No 2: Lets take that to the next step in the progression (and reassurance). Do you see that big cloud? It is no coincidence that the shape of that cloud is similar to the wave. So what does it do? Well first the repeating shape implies time, like two frames of an animation reel. Second (and this is where the hope comes in.) it is a cloud and clouds are light vs. the heaviness of the water- the implication on the time-line is that, maybe, just maybe, that wave will pass over the boats… maybe it won’t be that bad. But it is gonna be close. The tension is exquisite.

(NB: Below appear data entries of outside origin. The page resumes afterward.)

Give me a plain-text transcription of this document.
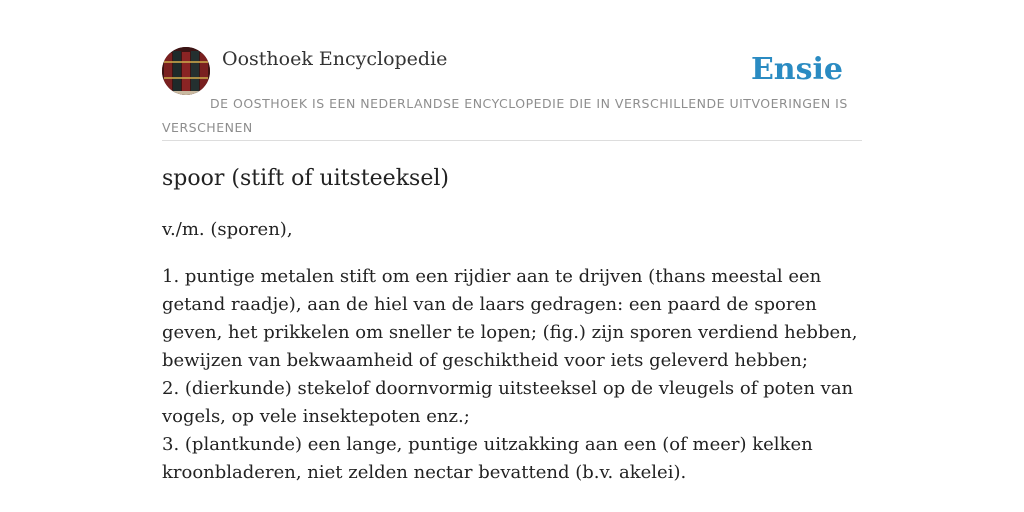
Oosthoek Encyclopedie	Ensie
DE OOSTHOEK IS EEN NEDERLANDSE ENCYCLOPEDIE DIE IN VERSCHILLENDE UITVOERINGEN IS VERSCHENEN
spoor (stift of uitsteeksel)

v./m. (sporen),

1. puntige metalen stift om een rijdier aan te drijven (thans meestal een getand raadje), aan de hiel van de laars gedragen: een paard de sporen geven, het prikkelen om sneller te lopen; (fig.) zijn sporen verdiend hebben, bewijzen van bekwaamheid of geschiktheid voor iets geleverd hebben;
2. (dierkunde) stekelof doornvormig uitsteeksel op de vleugels of poten van vogels, op vele insektepoten enz.;
3. (plantkunde) een lange, puntige uitzakking aan een (of meer) kelken kroonbladeren, niet zelden nectar bevattend (b.v. akelei).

No 3: The final bit of hope comes from the mountain in the distance. Remember, Mt Fuji is a volcano. And what do volcano’s do? Errupt. The artist is keenly aware of this. Don’t for a second think its placement is random. Hokusai has done many images of Mt Fuji. If you take into account the peak of the cloud being centered over the volcano- which itself is like an arrowhead pointing straight up, the result is incredible visual ‘lift’, even if it is all implication and not spelled out for the viewer with a literal eruption.

And that my friends is probably the beginning of what one could unravel in this masterpiece. Life, death, hope, destruction- all in one image. No easy task.

Now some of you may be saying, “I don’t know Fischer, sounds like a lot of artsy-fartsy talk about what were probably random decisions.” Maybe, (I really don’t think so) but at a minimum they were instinctual. Before you pull the tin-foil hat off my head, lets look at a couple other wave woodblocks by Mr Hokusai. Do you remember any of these??? Have they been seared into your retina? Can you close your eyes and remember them months after you last saw them? Hokusai was doing images like this for 30+ years before he composed “Great wave of Kanagawa”. I imagine he learned a thing or two along the way. Hell just look at the difference in the way he did the claw tips of the wave crests. Which is more threatening?

 

And even if I am reading things into this, “Hurrah!” I say! This is the level of thinking we should all strive to put in our paintings. These realizations effected me so much I had to pay direct homage to Hokusai in my Kiora painting for Magic the Gathering.